Roy repeatedly pointed out that, while the Legislature was rejecting Baker’s call to use $750 million, the House and Senate have approved a total of $3.1 billion in funding for climate and energy matters between the latest versions of the climate bill, an economic development package and an infrastructure bond bill — none of which have yet completed their legislative journeys — and the fiscal year 2023 budget, which is law.

“Again, four times the amount proposed by the governor,” Roy said.

When the climate issue came up in the Senate, Sen. Michael Barrett played the good cop to Roy’s bad cop and instead focused on the ways that Baker and his amendments “influenced our thinking and our approach” in the latest edition of the climate bill. He specifically mentioned the exclusion of life sciences, medical and hospital new construction from the provisions of the bill’s 10-town fossil fuel-free construction demonstration project, the way people are appointed to the Mass. Clean Energy Center’s board, and in regards to the Senate changing its position and going along with erasing the offshore wind price cap.

“We heard the governor. He wanted to do away with the price cap. For the entirety of the consideration of this climate bill from its inception months ago, the price cap has been the highest profile factor distinguishing the Senate’s position from the governor’s and we have yielded,” Barrett said.

In a statement Sunday night, Baker spokesman Terry MacCormack reiterated that Baker and the administration share the Legislature’s goal of ensuring Massachusetts can meet its clean energy and climate goals, and that the governor’s amendments were an attempt to find compromise.

“While the Legislature adopted a few of the Governor’s amendments, many other important improvements were left out. The Administration will carefully review the final bill that reaches the Governor’s desk,” MacCormack said.

During his comments on the Senate floor Sunday, Barrett also explained why he was not willing to go along with Baker’s proposal to add ARPA money into the bill.
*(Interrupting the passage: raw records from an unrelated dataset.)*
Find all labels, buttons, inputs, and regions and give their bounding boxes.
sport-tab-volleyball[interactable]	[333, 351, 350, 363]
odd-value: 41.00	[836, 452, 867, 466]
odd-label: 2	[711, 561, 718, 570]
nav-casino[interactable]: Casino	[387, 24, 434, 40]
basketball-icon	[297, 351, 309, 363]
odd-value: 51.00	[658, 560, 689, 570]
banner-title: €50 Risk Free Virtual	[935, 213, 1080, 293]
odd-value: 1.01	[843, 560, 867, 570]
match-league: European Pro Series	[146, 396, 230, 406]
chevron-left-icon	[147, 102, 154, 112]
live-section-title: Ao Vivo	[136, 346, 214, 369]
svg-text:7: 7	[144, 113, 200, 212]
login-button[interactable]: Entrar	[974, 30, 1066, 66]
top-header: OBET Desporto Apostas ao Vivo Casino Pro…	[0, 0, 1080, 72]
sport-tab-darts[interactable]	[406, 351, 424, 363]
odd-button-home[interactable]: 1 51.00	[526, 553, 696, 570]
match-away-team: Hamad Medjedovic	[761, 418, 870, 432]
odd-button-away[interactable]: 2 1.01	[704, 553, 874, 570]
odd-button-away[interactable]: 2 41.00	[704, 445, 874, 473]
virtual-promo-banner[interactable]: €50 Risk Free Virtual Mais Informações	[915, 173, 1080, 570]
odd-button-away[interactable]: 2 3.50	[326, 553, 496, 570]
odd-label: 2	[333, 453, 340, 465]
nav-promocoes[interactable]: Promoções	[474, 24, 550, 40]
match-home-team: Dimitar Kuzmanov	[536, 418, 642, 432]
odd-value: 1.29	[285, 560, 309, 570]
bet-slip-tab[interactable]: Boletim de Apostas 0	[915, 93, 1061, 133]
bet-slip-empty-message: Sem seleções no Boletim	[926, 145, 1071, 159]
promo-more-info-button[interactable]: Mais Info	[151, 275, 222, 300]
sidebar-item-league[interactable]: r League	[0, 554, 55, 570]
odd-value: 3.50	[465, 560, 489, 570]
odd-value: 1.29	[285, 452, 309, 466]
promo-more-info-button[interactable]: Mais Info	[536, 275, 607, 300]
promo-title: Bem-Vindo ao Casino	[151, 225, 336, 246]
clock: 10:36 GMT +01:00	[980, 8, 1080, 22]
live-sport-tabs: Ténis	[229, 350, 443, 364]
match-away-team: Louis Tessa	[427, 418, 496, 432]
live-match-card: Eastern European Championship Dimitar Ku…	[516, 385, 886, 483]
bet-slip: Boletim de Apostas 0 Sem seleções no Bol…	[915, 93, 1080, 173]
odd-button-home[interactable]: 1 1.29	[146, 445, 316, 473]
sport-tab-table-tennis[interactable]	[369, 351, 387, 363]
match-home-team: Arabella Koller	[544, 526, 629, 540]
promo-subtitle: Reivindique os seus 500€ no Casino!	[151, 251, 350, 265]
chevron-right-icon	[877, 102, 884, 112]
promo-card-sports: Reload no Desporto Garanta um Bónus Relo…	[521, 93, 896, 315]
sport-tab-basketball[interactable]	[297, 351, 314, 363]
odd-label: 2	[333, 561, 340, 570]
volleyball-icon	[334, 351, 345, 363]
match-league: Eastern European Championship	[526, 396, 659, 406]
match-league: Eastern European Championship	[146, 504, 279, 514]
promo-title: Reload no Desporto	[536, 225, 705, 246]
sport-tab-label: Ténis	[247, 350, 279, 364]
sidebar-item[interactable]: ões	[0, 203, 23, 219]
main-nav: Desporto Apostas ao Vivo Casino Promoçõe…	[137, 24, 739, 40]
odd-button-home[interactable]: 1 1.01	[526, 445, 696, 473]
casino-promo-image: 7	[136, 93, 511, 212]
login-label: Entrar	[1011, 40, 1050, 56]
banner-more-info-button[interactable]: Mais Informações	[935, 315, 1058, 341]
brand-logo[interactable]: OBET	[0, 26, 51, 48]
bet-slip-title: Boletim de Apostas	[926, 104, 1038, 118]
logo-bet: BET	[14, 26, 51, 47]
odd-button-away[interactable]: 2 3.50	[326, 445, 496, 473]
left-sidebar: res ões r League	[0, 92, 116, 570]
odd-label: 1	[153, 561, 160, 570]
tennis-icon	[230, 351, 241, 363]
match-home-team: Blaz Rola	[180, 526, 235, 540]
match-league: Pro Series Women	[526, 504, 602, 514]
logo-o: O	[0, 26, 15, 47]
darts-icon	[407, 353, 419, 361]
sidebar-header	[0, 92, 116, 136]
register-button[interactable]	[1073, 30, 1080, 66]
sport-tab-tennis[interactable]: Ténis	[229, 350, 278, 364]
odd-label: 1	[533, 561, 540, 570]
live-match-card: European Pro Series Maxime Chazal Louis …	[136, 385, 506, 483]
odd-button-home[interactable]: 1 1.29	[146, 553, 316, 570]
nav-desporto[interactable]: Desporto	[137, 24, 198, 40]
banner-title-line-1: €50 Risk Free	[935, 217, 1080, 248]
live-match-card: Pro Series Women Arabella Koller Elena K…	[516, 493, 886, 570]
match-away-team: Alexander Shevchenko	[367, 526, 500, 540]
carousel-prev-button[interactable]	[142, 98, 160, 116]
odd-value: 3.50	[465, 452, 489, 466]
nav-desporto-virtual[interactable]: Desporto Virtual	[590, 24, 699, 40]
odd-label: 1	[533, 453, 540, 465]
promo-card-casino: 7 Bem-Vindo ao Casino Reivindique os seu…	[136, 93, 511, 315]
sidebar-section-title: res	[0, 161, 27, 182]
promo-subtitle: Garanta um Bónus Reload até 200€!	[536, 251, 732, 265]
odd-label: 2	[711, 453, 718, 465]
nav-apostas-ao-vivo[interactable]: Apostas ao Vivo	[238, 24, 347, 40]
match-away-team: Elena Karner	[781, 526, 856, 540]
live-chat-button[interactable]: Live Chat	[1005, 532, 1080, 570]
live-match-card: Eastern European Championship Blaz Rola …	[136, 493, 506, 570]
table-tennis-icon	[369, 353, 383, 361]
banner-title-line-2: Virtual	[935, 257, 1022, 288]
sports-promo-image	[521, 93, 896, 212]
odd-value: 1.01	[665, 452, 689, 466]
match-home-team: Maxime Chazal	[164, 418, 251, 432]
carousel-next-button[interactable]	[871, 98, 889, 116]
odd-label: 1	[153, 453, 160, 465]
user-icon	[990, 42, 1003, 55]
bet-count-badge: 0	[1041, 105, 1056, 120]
“If we make this bill into a spending bill … it becomes susceptible to a line item veto. Think about that: we add spending this bill, which numbers 94 pages [and] something like 120 distinct sections, and every section becomes open for a line item veto, something the climate bill is not vulnerable to today. So we can’t add spending to this bill,” he said.

Environmental activists on Sunday urged Baker to support the latest climate bill heading to his desk and said they would scrutinize his handling of it.

“Starting tomorrow, all eyes will be on Gov. Baker. We’re counting on him to do the right thing and sign this bill into law,” Ben Hellerstein, state director for Environment Massachusetts, said late Sunday afternoon.

Others, however, were less than enthused with the final product from the Legislature and will likely be looking towards Baker to address their concerns.

“The New England Gas Workers Alliance (NEGWA) remains opposed to a number of elements in the revised bill,” the organization’s president, Kathy LaFlash, said in a statement Sunday night. “Measures that limit pipeline maintenance and place further restrictions on the use of our natural gas infrastructure represent a step in the wrong direction for the State’s energy policy. It is a major mistake to forgo utilization of the existing pipeline infrastructure and workforce of highly trained and experienced energy workers as we make the switch to renewables.”